@rhondalee89 Hello, Rhonda, welcome to Connect. It’s a lot to absorb, getting a diagnosis such as MGUS, isn’t it? I remember having so many questions and feeling overwhelmed. Then the doc explains that typically, you will be monitored at intervals to ensure that that M paraprotein in your blood doesn’t indicate that you are progressing from MGUS to Smoldering Multiple Myeloma or Multiple Myeloma. It was a relief to me that most MGUS patients will not progress to either.
Depending on what information your hem/onc doctor gleans from your blood analysis, he or she will develop a strategy for monitoring your health. Skeletal surveys, 24 hour urine analysis, regular blood tests and bone biopsy are some of the diagnostic tools he or she may use. The frequency of this testing will depend on how high a risk for progression you carry. It’s definitely a conversation worth having with your physician to get an explanation of the information he/she already has and plan for continued surveillance.

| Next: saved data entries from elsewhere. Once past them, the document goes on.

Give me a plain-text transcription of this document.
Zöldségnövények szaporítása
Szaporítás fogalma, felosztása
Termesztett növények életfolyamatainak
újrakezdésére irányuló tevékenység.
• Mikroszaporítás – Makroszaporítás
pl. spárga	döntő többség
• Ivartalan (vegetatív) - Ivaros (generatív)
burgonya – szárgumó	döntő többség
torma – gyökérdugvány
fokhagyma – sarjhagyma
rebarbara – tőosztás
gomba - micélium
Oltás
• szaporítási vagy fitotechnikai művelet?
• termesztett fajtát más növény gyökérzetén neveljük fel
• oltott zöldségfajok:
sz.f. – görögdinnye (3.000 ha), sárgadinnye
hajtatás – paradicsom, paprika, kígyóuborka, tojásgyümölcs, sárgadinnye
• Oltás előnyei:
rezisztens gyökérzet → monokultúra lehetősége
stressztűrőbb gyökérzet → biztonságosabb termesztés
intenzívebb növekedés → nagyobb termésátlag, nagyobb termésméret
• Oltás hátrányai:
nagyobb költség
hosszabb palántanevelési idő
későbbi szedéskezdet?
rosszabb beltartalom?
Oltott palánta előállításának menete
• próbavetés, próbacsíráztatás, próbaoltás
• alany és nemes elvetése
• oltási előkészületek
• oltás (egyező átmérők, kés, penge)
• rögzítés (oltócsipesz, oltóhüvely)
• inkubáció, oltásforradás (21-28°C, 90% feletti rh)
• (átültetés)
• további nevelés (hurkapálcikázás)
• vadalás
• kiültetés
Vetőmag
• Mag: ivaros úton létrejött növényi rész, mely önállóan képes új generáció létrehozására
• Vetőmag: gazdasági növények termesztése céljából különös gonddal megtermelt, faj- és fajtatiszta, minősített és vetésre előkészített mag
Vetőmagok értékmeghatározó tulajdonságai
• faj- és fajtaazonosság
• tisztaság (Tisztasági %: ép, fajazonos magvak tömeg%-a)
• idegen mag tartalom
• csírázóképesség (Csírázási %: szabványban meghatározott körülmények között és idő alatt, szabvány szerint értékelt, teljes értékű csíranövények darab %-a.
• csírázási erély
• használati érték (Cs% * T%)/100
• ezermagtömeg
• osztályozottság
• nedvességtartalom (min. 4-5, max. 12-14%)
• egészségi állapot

Try not to consult with Dr Google. Information is good, but first speak to your physician so you can weed out extraneous information that does not apply to you. If you don’t feel that you have a handle on what your physician is thinking, I would recommend that you not wait six months to have that conversation. Ask for an appointment or telemedicine consult with your physician, write down all your questions that you’d like to have answered, and make sure you feel comfortable with the plan.

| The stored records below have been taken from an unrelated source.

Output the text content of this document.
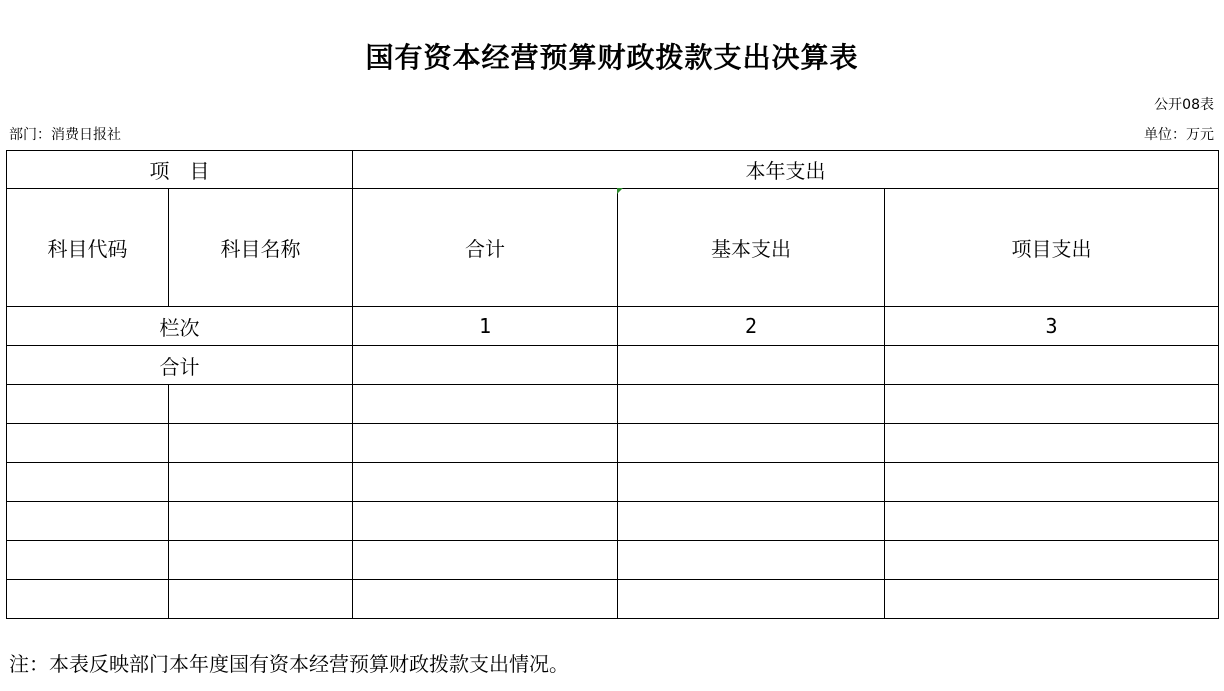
国有资本经营预算财政拨款支出决算表
公开08表
部门：消费日报社	单位：万元
项　目		本年支出		
科目代码	科目名称	合计	基本支出	项目支出
栏次		1	2	3
合计				

注：本表反映部门本年度国有资本经营预算财政拨款支出情况。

If you’re like me, you will want to take some action to improve your health. Watch and wait seems like a benign response but remember, you have not been diagnosed with cancer.
Even with full-blown multiple myeloma, the advances in treatment methodology have improved tremendously in the past decade.
Have you found your physician is receptive to your questions and willing to explain your lab results to you?
I found this Mayo Clinic information helpful.
https://www.mayoclinic.org/diseases-conditions/mgus/symptoms-causes/syc-20352362
Let us know how things are going for you. Wishing you the best possible outcome.
Patty

Same with my 83 year-old husband's hematologist/oncologist. Nothing new with it has come up in the past 2 1/2 years since MGUS diagnosis. He gets bloodwork done and has follow-ups with the doc every 6 months.

I've had MGUS for 8 years so far without it progressing to any symptoms. I get bloodwork every 6 months and had a baseline bone marrow biopsy 8 years ago; I'll have another if my kappa/lambda numbers or proteins ramp up enough. It is a waiting game in which there is ~1% chance of it progressing to smoldering or MM. Other than getting more answers from your doctor, not a lot one can do other than healthy living with diet, exercise, destress, rest, and such.